Research output: Contribution to journalArticle


The positively charged polyamines putrescine, spermidine, and spermine are thought to be important in the maintenance of chromosomal structure. Polyamine depletion by the ornithine decarboxylase inhibitor, 2-difluoromethyl-ornithine (DFMO) is known to alter the effect of several DNA active agents, presumably resulting from the altered conformation of the polyamine depleted DNa. Here we compare the polyamine depletion effects of DFMO and the spermidine analogue N1,N8 bis(ethyl)spermidine (BESpd) on the formation of Topoisomerase II mediated, 4′-(9-acridinylamino) methane-sulfon-m-anisidide (m-AMSA) induced cleavable complex formation in human large cell undifferentiated lung carcinoma NCI H157 cells. This human cell line responds in the normal cytostatic manner to DFMO, whereas it responds in an unusual cytotoxic manner to treatment with BESpd.
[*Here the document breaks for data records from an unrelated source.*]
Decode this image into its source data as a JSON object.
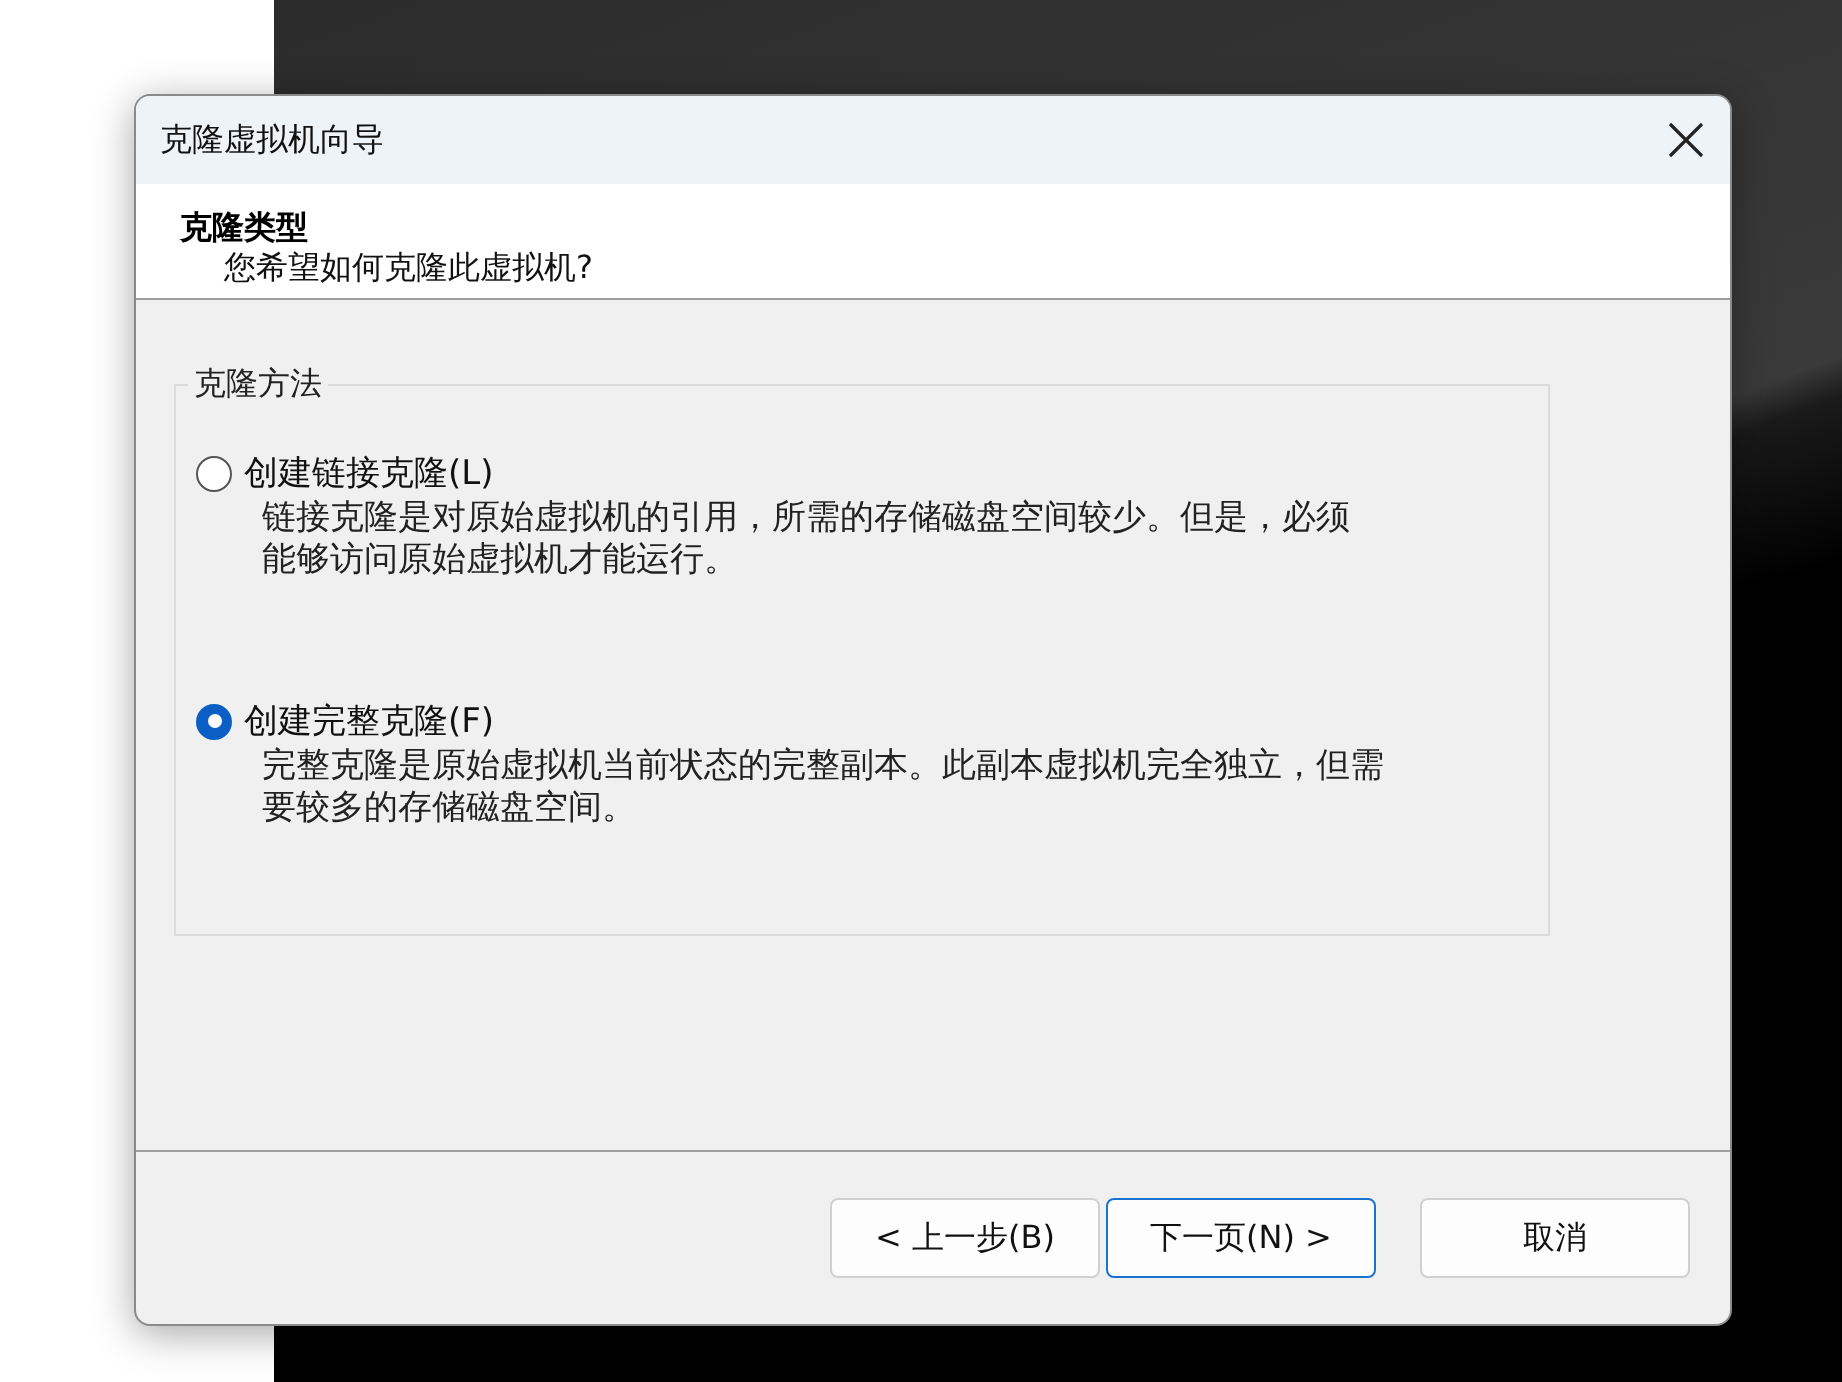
{
  "window": {
    "title": "克隆虚拟机向导"
  },
  "header": {
    "title": "克隆类型",
    "subtitle": "您希望如何克隆此虚拟机?"
  },
  "group": {
    "legend": "克隆方法"
  },
  "options": [
    {
      "label": "创建链接克隆(L)",
      "description_lines": [
        "链接克隆是对原始虚拟机的引用，所需的存储磁盘空间较少。但是，必须",
        "能够访问原始虚拟机才能运行。"
      ],
      "selected": false
    },
    {
      "label": "创建完整克隆(F)",
      "description_lines": [
        "完整克隆是原始虚拟机当前状态的完整副本。此副本虚拟机完全独立，但需",
        "要较多的存储磁盘空间。"
      ],
      "selected": true
    }
  ],
  "buttons": [
    {
      "label": "< 上一步(B)",
      "default": false
    },
    {
      "label": "下一页(N) >",
      "default": true
    },
    {
      "label": "取消",
      "default": false
    }
  ]
}
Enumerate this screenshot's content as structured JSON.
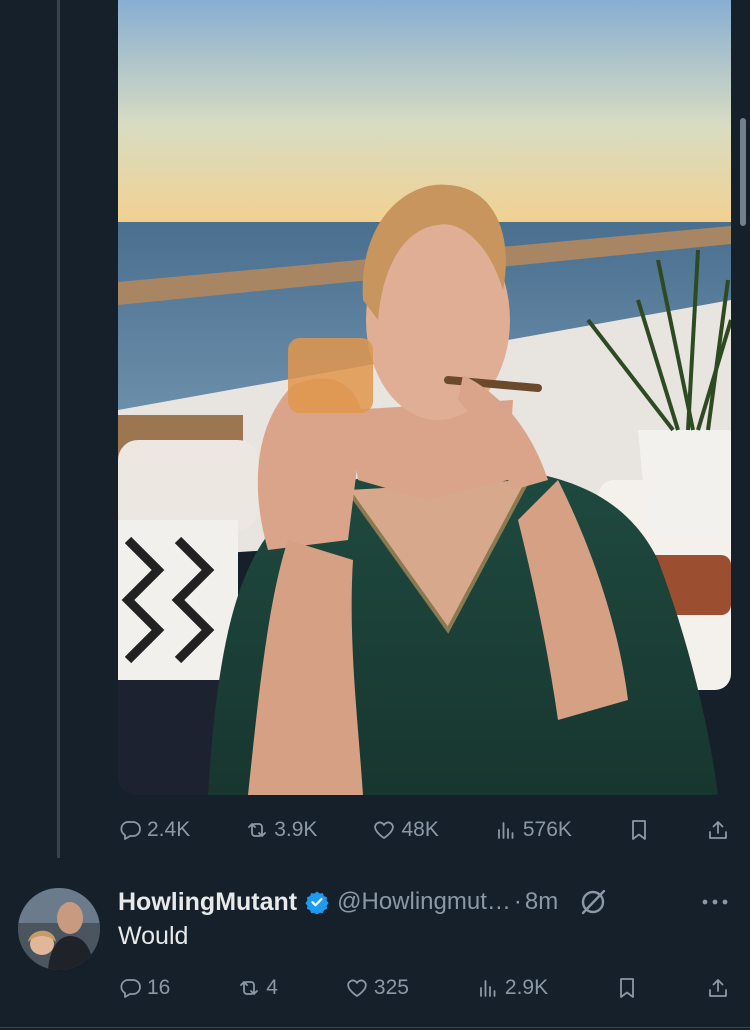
{
  "tweet": {
    "stats": {
      "replies": "2.4K",
      "retweets": "3.9K",
      "likes": "48K",
      "views": "576K"
    }
  },
  "reply": {
    "display_name": "HowlingMutant",
    "handle": "@Howlingmut…",
    "separator": "·",
    "time": "8m",
    "text": "Would",
    "stats": {
      "replies": "16",
      "retweets": "4",
      "likes": "325",
      "views": "2.9K"
    }
  },
  "colors": {
    "background": "#15202b",
    "text_primary": "#e7e9ea",
    "text_secondary": "#8b98a5",
    "verified": "#1d9bf0",
    "thread_line": "#38444d"
  },
  "icons": [
    "reply-icon",
    "retweet-icon",
    "like-icon",
    "views-icon",
    "bookmark-icon",
    "share-icon",
    "verified-badge-icon",
    "grok-icon",
    "more-icon"
  ]
}
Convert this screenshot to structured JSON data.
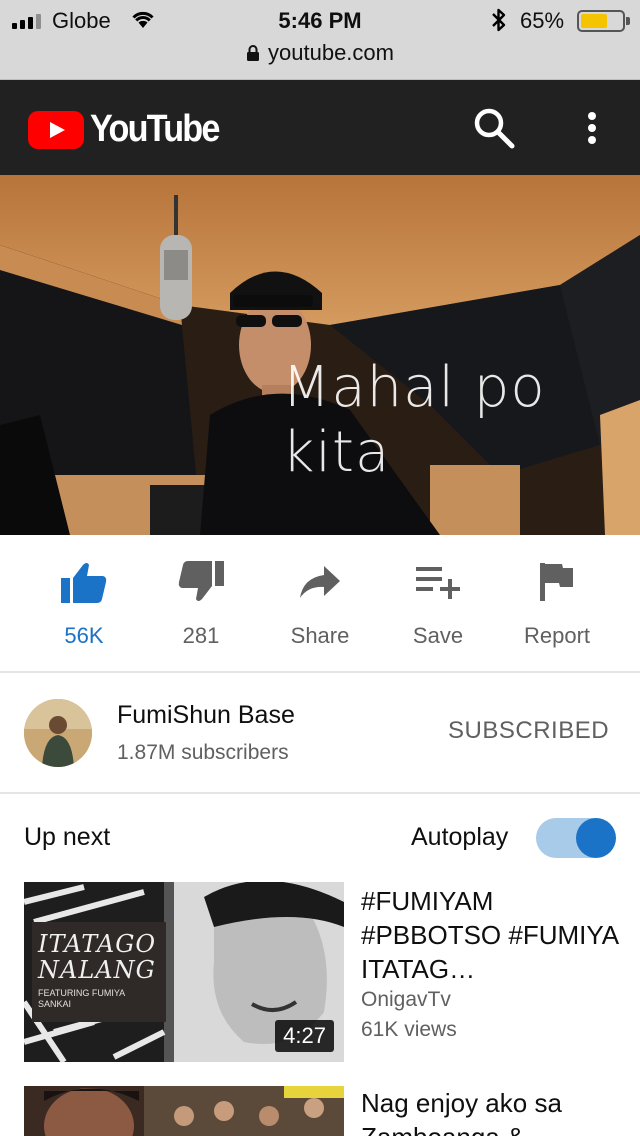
{
  "status_bar": {
    "carrier": "Globe",
    "time": "5:46 PM",
    "battery_percent": "65%",
    "battery_level": 0.65
  },
  "browser": {
    "url": "youtube.com"
  },
  "header": {
    "logo_text": "YouTube"
  },
  "video": {
    "overlay_text": "Mahal po kita"
  },
  "actions": {
    "like": "56K",
    "dislike": "281",
    "share": "Share",
    "save": "Save",
    "report": "Report"
  },
  "channel": {
    "name": "FumiShun Base",
    "subscribers": "1.87M subscribers",
    "subscribe_state": "SUBSCRIBED"
  },
  "up_next": {
    "label": "Up next",
    "autoplay_label": "Autoplay",
    "autoplay_on": true,
    "items": [
      {
        "title": "#FUMIYAM #PBBOTSO #FUMIYA ITATAG…",
        "channel": "OnigavTv",
        "views": "61K views",
        "duration": "4:27",
        "thumb_text_1": "ITATAGO",
        "thumb_text_2": "NALANG",
        "thumb_text_3": "FEATURING FUMIYA",
        "thumb_text_4": "SANKAI"
      },
      {
        "title": "Nag enjoy ako sa Zamboanga &"
      }
    ]
  },
  "colors": {
    "accent": "#1a73c6",
    "header_bg": "#212121",
    "brand_red": "#ff0000"
  }
}
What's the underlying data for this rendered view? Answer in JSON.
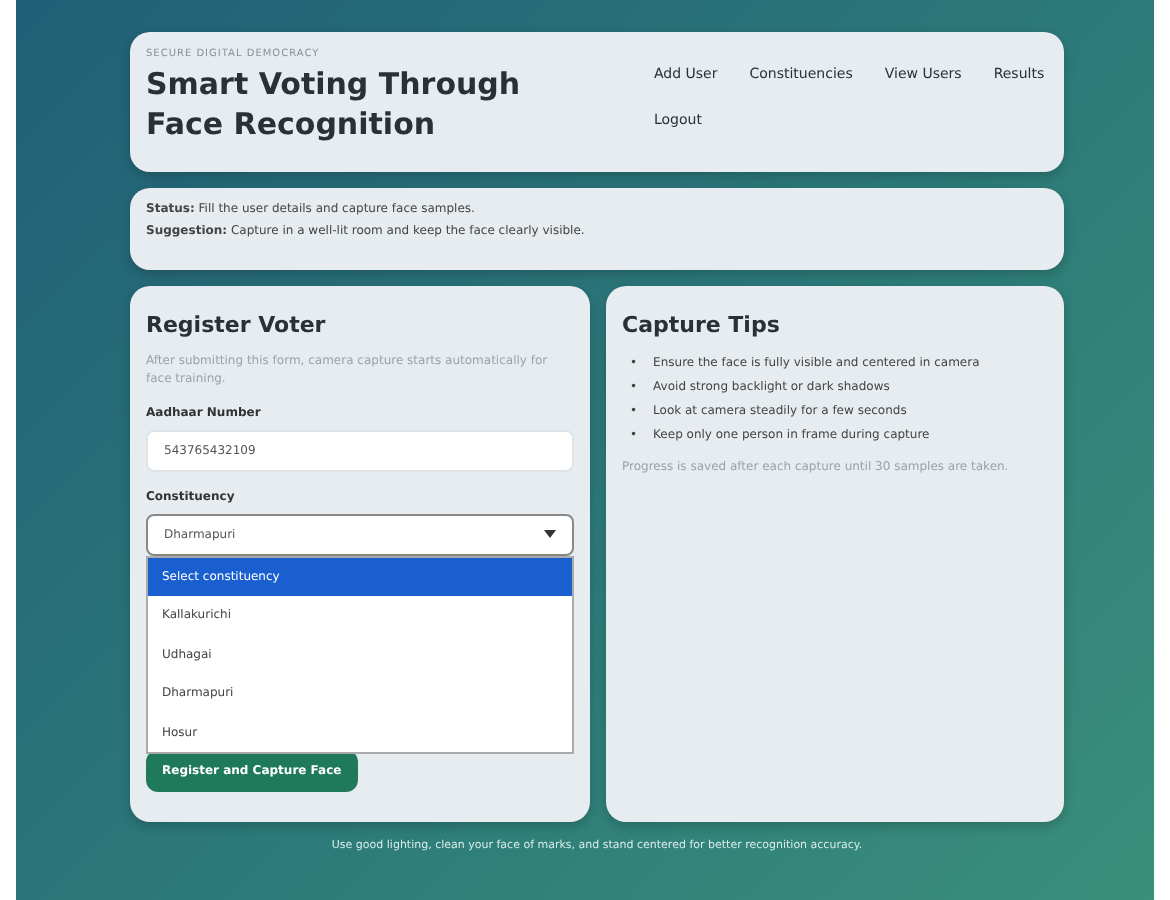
{
  "header": {
    "eyebrow": "SECURE DIGITAL DEMOCRACY",
    "title": "Smart Voting Through Face Recognition",
    "nav": [
      "Add User",
      "Constituencies",
      "View Users",
      "Results",
      "Logout"
    ]
  },
  "status": [
    {
      "label": "Status:",
      "text": "Fill the user details and capture face samples."
    },
    {
      "label": "Suggestion:",
      "text": "Capture in a well-lit room and keep the face clearly visible."
    }
  ],
  "register": {
    "title": "Register Voter",
    "subtitle": "After submitting this form, camera capture starts automatically for face training.",
    "fields": [
      {
        "label": "Aadhaar Number",
        "value": "543765432109"
      },
      {
        "label": "Constituency",
        "value": "Dharmapuri"
      }
    ],
    "options": [
      {
        "label": "Select constituency",
        "selected": true
      },
      {
        "label": "Kallakurichi",
        "selected": false
      },
      {
        "label": "Udhagai",
        "selected": false
      },
      {
        "label": "Dharmapuri",
        "selected": false
      },
      {
        "label": "Hosur",
        "selected": false
      }
    ],
    "button": "Register and Capture Face"
  },
  "tips": {
    "title": "Capture Tips",
    "items": [
      {
        "bullet": "•",
        "text": "Ensure the face is fully visible and centered in camera"
      },
      {
        "bullet": "•",
        "text": "Avoid strong backlight or dark shadows"
      },
      {
        "bullet": "•",
        "text": "Look at camera steadily for a few seconds"
      },
      {
        "bullet": "•",
        "text": "Keep only one person in frame during capture"
      }
    ],
    "note": "Progress is saved after each capture until 30 samples are taken."
  },
  "footer": "Use good lighting, clean your face of marks, and stand centered for better recognition accuracy."
}
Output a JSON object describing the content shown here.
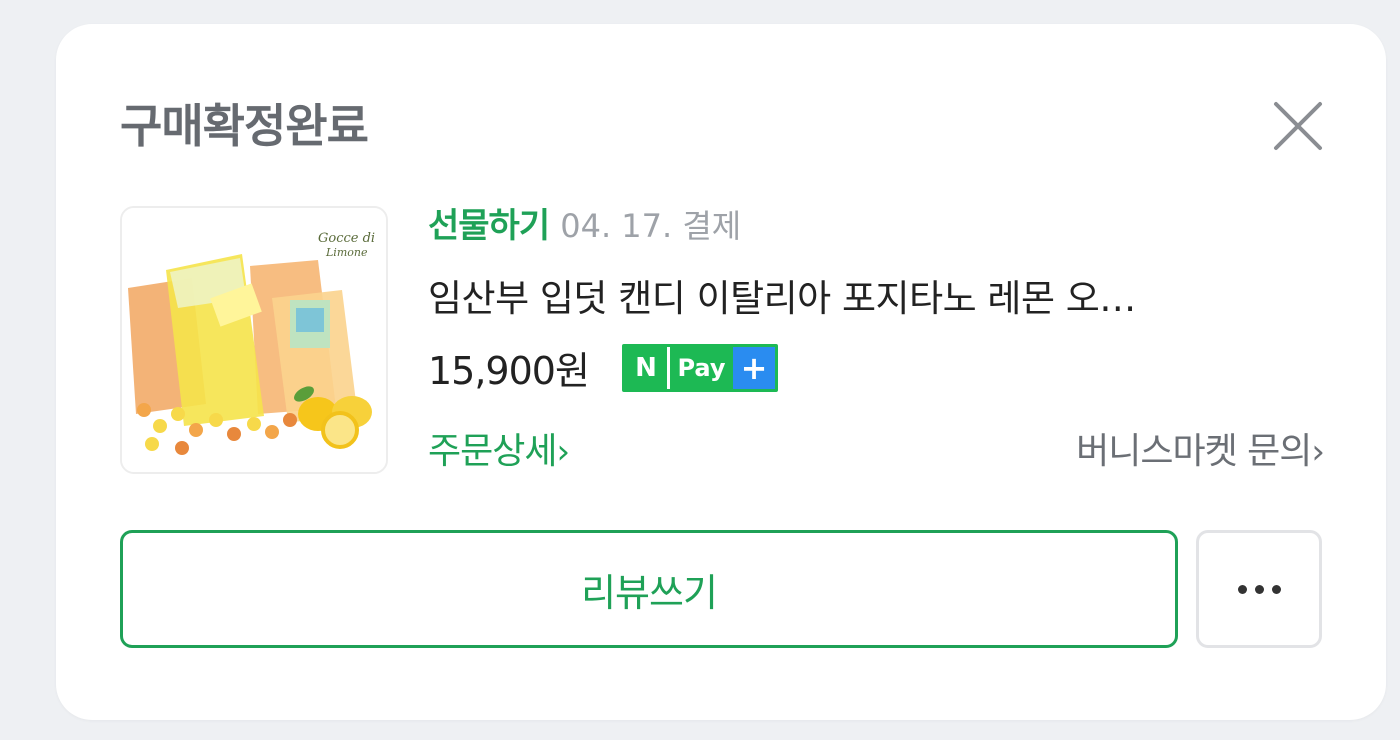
{
  "card": {
    "title": "구매확정완료",
    "close_icon": "close-icon"
  },
  "order": {
    "gift_label": "선물하기",
    "date": "04. 17. 결제",
    "product_name": "임산부 입덧 캔디 이탈리아 포지타노 레몬 오…",
    "price": "15,900원",
    "npay": {
      "n": "N",
      "pay": "Pay",
      "plus": "+"
    },
    "product_image_text": [
      "Gocce di",
      "Limone"
    ],
    "detail_link": "주문상세",
    "inquiry_link": "버니스마켓 문의"
  },
  "actions": {
    "review_label": "리뷰쓰기",
    "more_icon": "more-dots-icon"
  },
  "colors": {
    "accent_green": "#1fa157",
    "npay_green": "#1db954",
    "npay_blue": "#2a8cf0"
  }
}
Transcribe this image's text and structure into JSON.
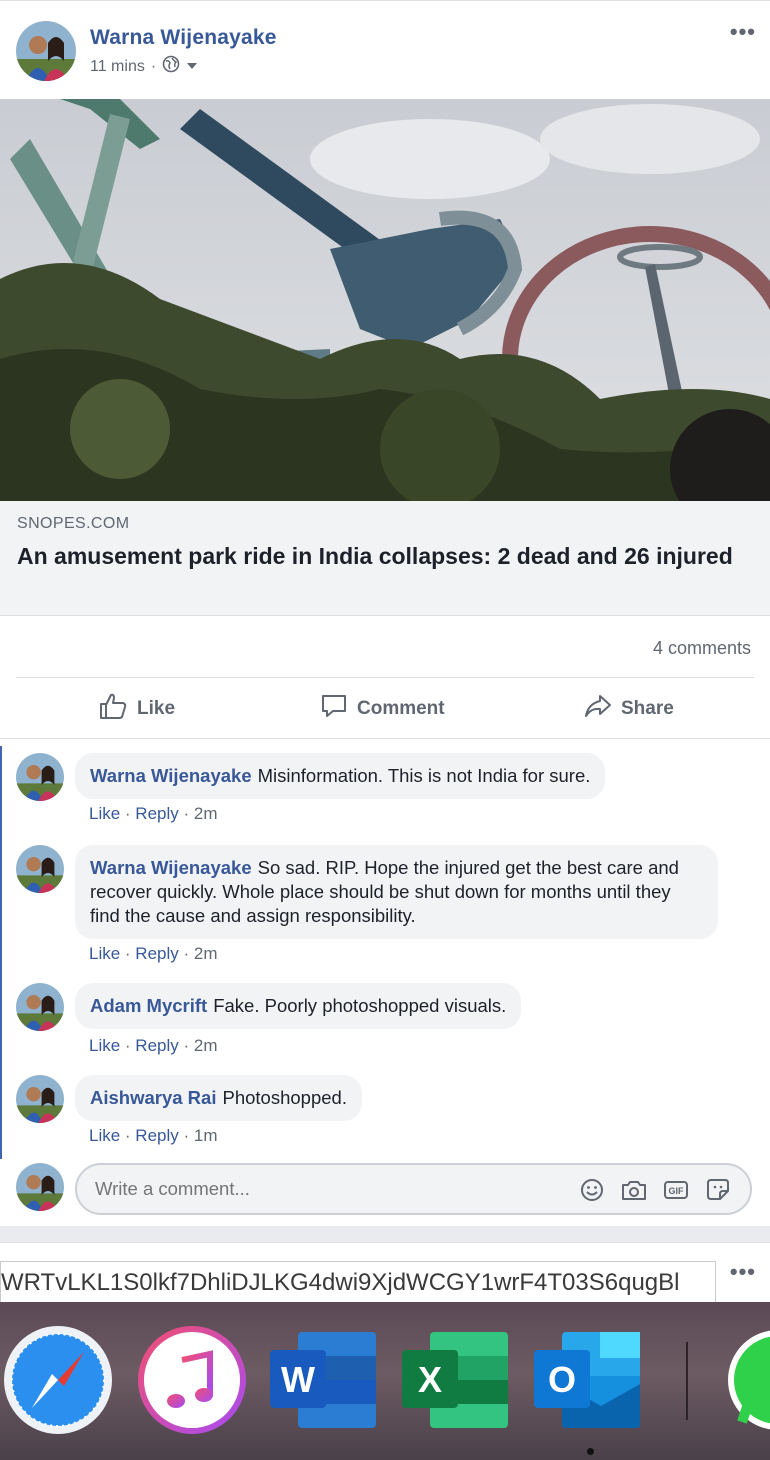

Here we report that neither DFMO nor BESpd alone affects the formation of cleavable complex. However, both compounds significantly enhance the m-AMSA induced formation of cleavable complex, each by approximately 1.6 fold. These results indicate that both DFMO and BESpd lead to a similar depletion of nuclear polyamines. Additionally, although BESpd closely resembles the natural polyamine spermidine, it appears that it cannot substitute for Spd at the level of DNA.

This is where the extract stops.